Celebrated on the second Monday of October, Columbus Day marks the arrival of Christopher Columbus in the Americas in 1492, and countries throughout this region celebrate this holiday. People have been celebrating Columbus Day since the 1700s, but the United States government only recognized the day as a holiday in 1937. Since at least the 1970s, some controversy has surrounded this holiday, and as a result, people in some areas have decided to celebrate Indigenous People's Days or other alternatives.
Keep reading to learn more about the history of Columbus and this holiday.
Columbus Sails to the Bahamas
An Italian-born explorer, Christopher Columbus was backed by the Spanish royalty King Ferdinand and Queen Isabella, and in August 1942, he set sail toward China and India. However, instead of taking the usual route, he decided to chart a western sea route.
On October 12, 1942, he bumped into the Bahamas, and as a result of this navigational error, he became the first European to reach the Americans since the Vikings set up colonies in Greenland and Newfoundland in the 900's.
Columbus Continues to Explore the Americas
Columbus and his ships, the Nina, the Pinta, and the Santa Maria, continued to explore the area. In late October, they spotted Cuba which they believed to be mainland China, and in December, Columbus and 39 of his men established a colony in Hispaniola, which they believed to be Japan.
That spring, Columbus returned to Spain with gold, spices, and indigenous people he had taken captive. At this point, Columbus still was not aware that he had reached a different area. He continued to believe the Americas were Asia until his third trek to the area.
The Founding of Columbus Day
In 1792, 300 years after Columbus had stumbled into the area, people in New York held a celebration to celebrate the 300th anniversary of Columbus's arrival. In the following few years, Italian and Catholic communities around the country began celebrating October 12.
In 1892, President Benjamin Harris encouraged Americans to celebrate this holiday. He told them to "cease from toil" and do activities that "honor the discoverer" and "four completed centuries of American life." Finally, in 1937, Franklin D. Roosevelt made the day an official American holiday.
Controversy Over Columbus Day
The controversy over Columbus Day is nearly as old as the holiday itself. In the 1800s, anti-immigrant groups disdained the holiday because of its connection with Catholics. In the following century, people began to protest the fact that the holiday marks the beginning of the transatlantic slave trade and the wars and infectious diseases that Europeans wrought on indigenous people.
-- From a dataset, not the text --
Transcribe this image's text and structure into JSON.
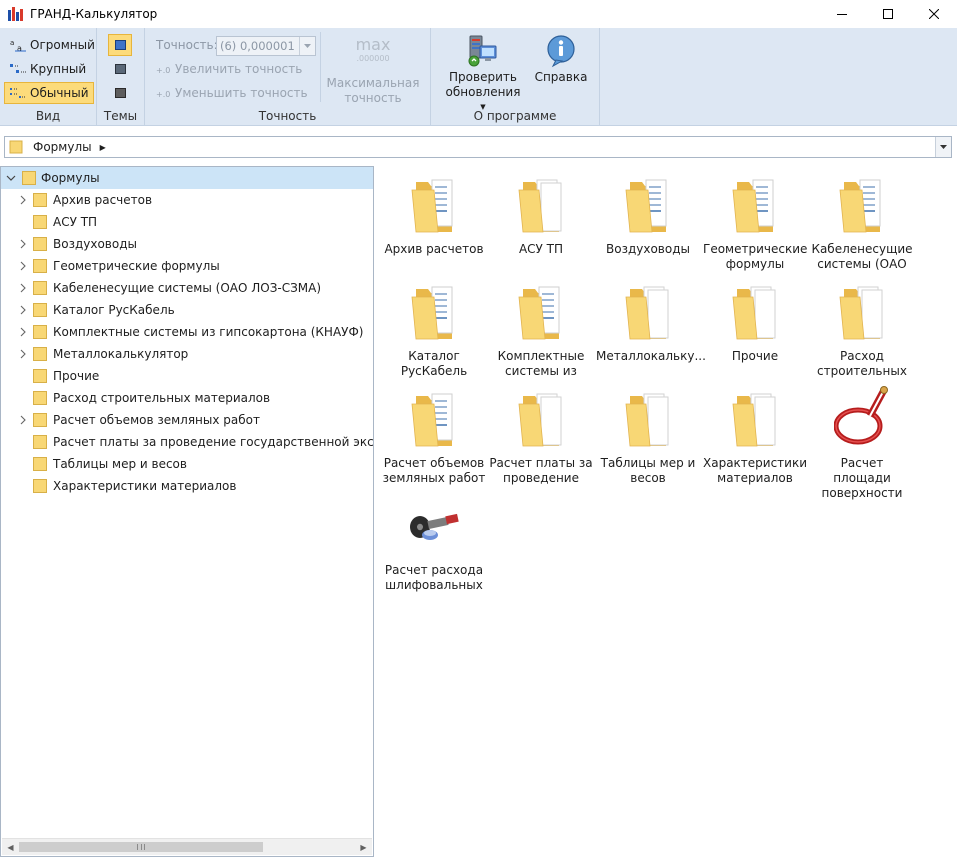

Alternatives to Columbus Day
Over the years, many people have embraced alternatives to Columbus Day. For instance, many Latin American countries celebrate Dia de la Raza which is Spanish for Day of the Race, and these holidays celebrate the diverse roots of three countries.
Many states such as Alaska, Hawaii Oregon, and South Dakota, and some cities have replaced the holiday with Indigenous People's Day. Other communities have gone a different direction — for example, Denver recently decided to celebrate Mother Cabrini Day.
Regardless of what holiday you decide to celebrate, this day marks the anniversary of Columbus's arrival in the Americas, an event that changed the course of human history, and like most significant events, it brought both great terror and joy in its wake.